🤖 AI Summary
This paper identifies a pervasive text-modal bias in multimodal intent detection, wherein mainstream datasets over-rely on textual cues, causing purely textual large language models (e.g., Mistral-7B) to significantly outperform multimodal models—thus distorting the true assessment of multimodal capabilities.
Method: We propose the first data debiasing framework specifically for intent detection, which systematically identifies and attenuates text-dominant cues to construct a more balanced evaluation benchmark.

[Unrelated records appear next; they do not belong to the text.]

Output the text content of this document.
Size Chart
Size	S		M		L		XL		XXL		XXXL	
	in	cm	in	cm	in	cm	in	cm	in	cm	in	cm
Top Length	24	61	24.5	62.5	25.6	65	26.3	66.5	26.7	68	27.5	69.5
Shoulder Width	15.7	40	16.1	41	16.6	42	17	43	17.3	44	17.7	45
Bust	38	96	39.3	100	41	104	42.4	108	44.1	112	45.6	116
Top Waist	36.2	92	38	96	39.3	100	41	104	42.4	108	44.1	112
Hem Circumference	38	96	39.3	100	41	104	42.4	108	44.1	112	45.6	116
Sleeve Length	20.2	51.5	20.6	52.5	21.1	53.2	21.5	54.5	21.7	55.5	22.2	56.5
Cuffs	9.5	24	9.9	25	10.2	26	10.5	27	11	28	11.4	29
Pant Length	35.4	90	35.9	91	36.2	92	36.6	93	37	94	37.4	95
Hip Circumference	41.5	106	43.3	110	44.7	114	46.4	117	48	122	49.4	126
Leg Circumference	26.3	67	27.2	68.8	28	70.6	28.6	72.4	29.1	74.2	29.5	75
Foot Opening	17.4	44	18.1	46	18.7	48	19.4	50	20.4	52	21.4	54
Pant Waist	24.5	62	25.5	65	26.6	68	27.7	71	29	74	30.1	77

Contribution/Results: Empirical analysis reveals that on original data, text-only models achieve up to 23.6% higher accuracy than multimodal models; after debiasing, all models suffer substantial performance drops (average decline of 18.4%), confirming that text bias severely masks multimodal models’ latent potential. This work challenges prevailing evaluation paradigms and establishes a methodological foundation and a new, fairer benchmark for trustworthy multimodal intent understanding research.
📝 Abstract
The rise of multimodal data, integrating text, audio, and visuals, has created new opportunities for studying multimodal tasks such as intent detection. This work investigates the effectiveness of Large Language Models (LLMs) and non-LLMs, including text-only and multi-modal models, in the multimodal intent detection task. Our study reveals that Mistral-7B, a text-only LLM, outperforms most competitive multimodal models by approximately 9% on MIntRec-1 and 4% on MIntRec2.0 datasets. This performance advantage comes from a strong textual bias in these datasets, where over 90% of the samples require textual input, either alone or in combination with other modalities, for correct classification. We confirm the modality bias of these datasets via human evaluation, too. Next, we propose a framework to debias the datasets, and upon debiasing, more than 70% of the samples in MIntRec-1 and more than 50% in MIntRec2.0 get removed, resulting in significant performance degradation across all models, with smaller multimodal fusion models being the most affected with an accuracy drop of over 50 - 60%. Further, we analyze the context-specific relevance of different modalities through empirical analysis. Our findings highlight the challenges posed by modality bias in multimodal intent datasets and emphasize the need for unbiased datasets to evaluate multimodal models effectively.